The Frumentarii were a branch attached to the Roman military, whose purpose has been the subject of much speculation.
Frumentarii is the Latin word for grain (frumentum), leading to the interpretation that the Frumentarii were merely grain collectors involved in the military commissariat.
This is based on text by Aulus Hirtius, a politician and writer during the 1st century BC, who referred to soldiers engaged in transporting grain as Frumentarii, found in the 8th book of Caesar’s De Bello Gallico.
Further evidence can be found in an Ostian inscription from AD 210, which shows a centurio frumentarius erecting a dedication to Praefectus Annonae, the official in charge of Rome’s grain supply.
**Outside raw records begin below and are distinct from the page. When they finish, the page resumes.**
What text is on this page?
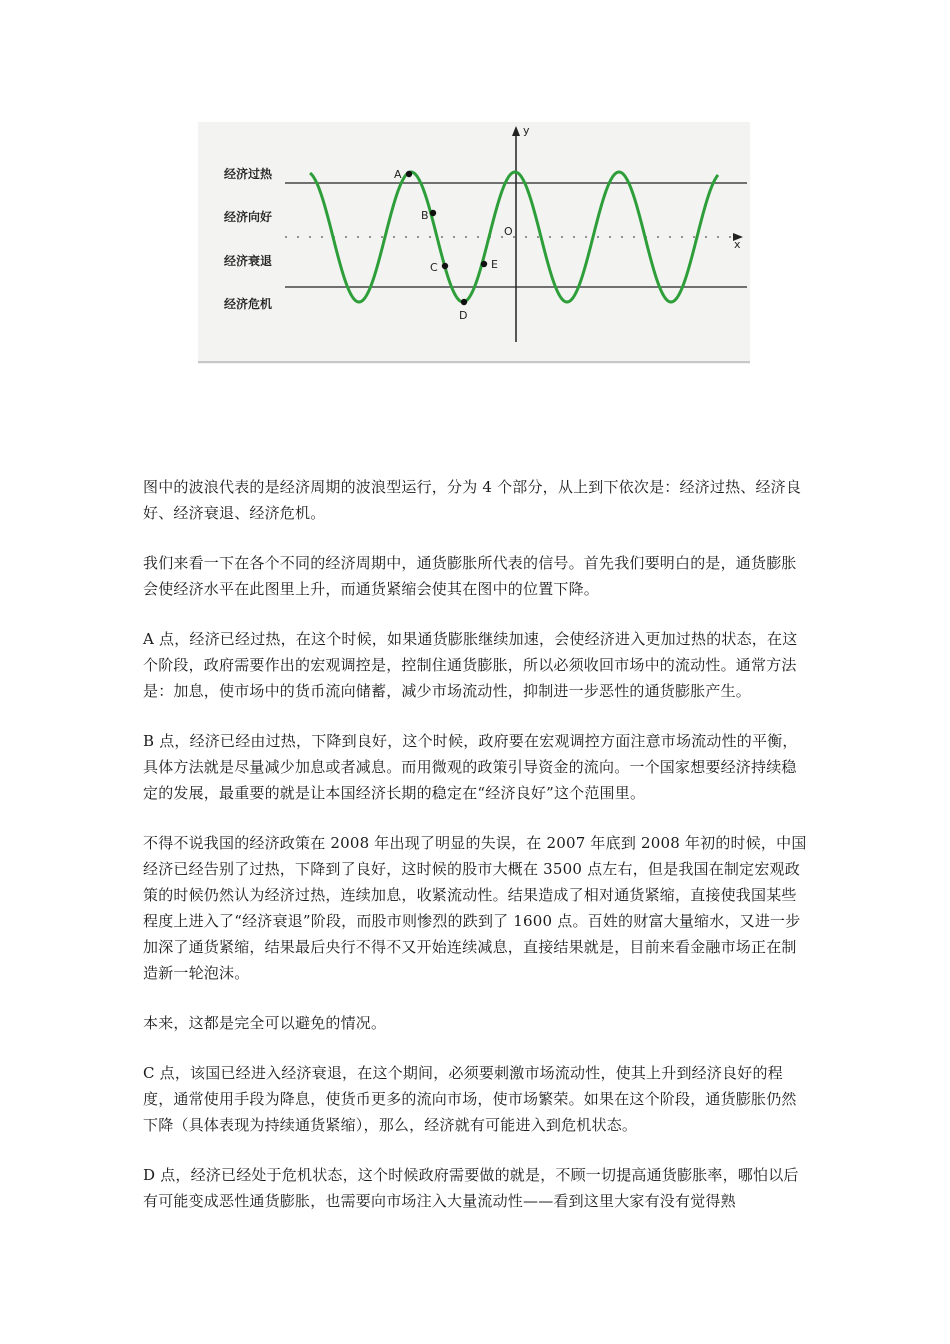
y
x
O
经济过热
经济向好
经济衰退
经济危机
A
B
C
D
E

图中的波浪代表的是经济周期的波浪型运行，分为 4 个部分，从上到下依次是：经济过热、经济良好、经济衰退、经济危机。

我们来看一下在各个不同的经济周期中，通货膨胀所代表的信号。首先我们要明白的是，通货膨胀会使经济水平在此图里上升，而通货紧缩会使其在图中的位置下降。

A 点，经济已经过热，在这个时候，如果通货膨胀继续加速，会使经济进入更加过热的状态，在这个阶段，政府需要作出的宏观调控是，控制住通货膨胀，所以必须收回市场中的流动性。通常方法是：加息，使市场中的货币流向储蓄，减少市场流动性，抑制进一步恶性的通货膨胀产生。

B 点，经济已经由过热，下降到良好，这个时候，政府要在宏观调控方面注意市场流动性的平衡，具体方法就是尽量减少加息或者减息。而用微观的政策引导资金的流向。一个国家想要经济持续稳定的发展，最重要的就是让本国经济长期的稳定在“经济良好”这个范围里。

不得不说我国的经济政策在 2008 年出现了明显的失误，在 2007 年底到 2008 年初的时候，中国经济已经告别了过热，下降到了良好，这时候的股市大概在 3500 点左右，但是我国在制定宏观政策的时候仍然认为经济过热，连续加息，收紧流动性。结果造成了相对通货紧缩，直接使我国某些程度上进入了“经济衰退”阶段，而股市则惨烈的跌到了 1600 点。百姓的财富大量缩水，又进一步加深了通货紧缩，结果最后央行不得不又开始连续减息，直接结果就是，目前来看金融市场正在制造新一轮泡沫。

本来，这都是完全可以避免的情况。

C 点，该国已经进入经济衰退，在这个期间，必须要刺激市场流动性，使其上升到经济良好的程度，通常使用手段为降息，使货币更多的流向市场，使市场繁荣。如果在这个阶段，通货膨胀仍然下降（具体表现为持续通货紧缩），那么，经济就有可能进入到危机状态。

D 点，经济已经处于危机状态，这个时候政府需要做的就是，不顾一切提高通货膨胀率，哪怕以后有可能变成恶性通货膨胀，也需要向市场注入大量流动性——看到这里大家有没有觉得熟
Supplying grain for the army was an important role in itself, however, historians have proposed that their duties extended over time into a secret police force of spies, couriers, assassins, and an intelligence agency for the Roman Empire sometime during the late 1st or 2nd century AD.
It is possible that the Frumentarii inherited these duties from the Speculatores, also known as the Speculatores Augusti or the Exploratores, who were a Roman reconnaissance agency first mentioned in the Samnite Wars and the Roman war with the Aequi.
Any mention of the Frumentarii serving as military police is lacking in the literary sources and instead mainly appears in epigraphic evidence. Inscriptions found in Anatolia describe them arresting villagers and confiscating their belongings, while inscriptions in Italy, Raetia and Egypt note them serving as a military guard at important sites such as mines.
While still maintaining the role of grain supply agents, this would bring them into close contact with governors, commanders of the army, and important officials. This gave them unprecedented access, so it was a relationship of convenience that they also served as couriers and assassins.
It was not uncommon for these couriers to commit espionage services, where emperors would use them to gather information on friends, family and officials. An example of this can be found in the Historia Augusta, a late Roman collection of biographies of the Roman emperors.
In the biography on the life of Hadrian, the Historia Augusta describes: “[Hadrian’s] vigilance was not confined to his own household but extended to those of his friends, and by means of his private agents (frumentarios) he even pried into all their secrets, and so skilfully that they were never aware that the Emperor was acquainted with their private lives until he revealed it himself.”
The Frumentarii were abolished during the reign of Diocletian (reigned AD 284 to 305) when a reorganisation of the taxation system and a preference for a civilian infrastructure made them redundant.
It has also been argued that their abolishment was the result of their disfavour among the Roman people, for false and arbitrary arrests, killings and an abuse of their position.
As part of Diocletian’s reforms, a new courier unit called the “agentes in rebus” was created, serving as the official Roman imperial courier service and general agents of the central government.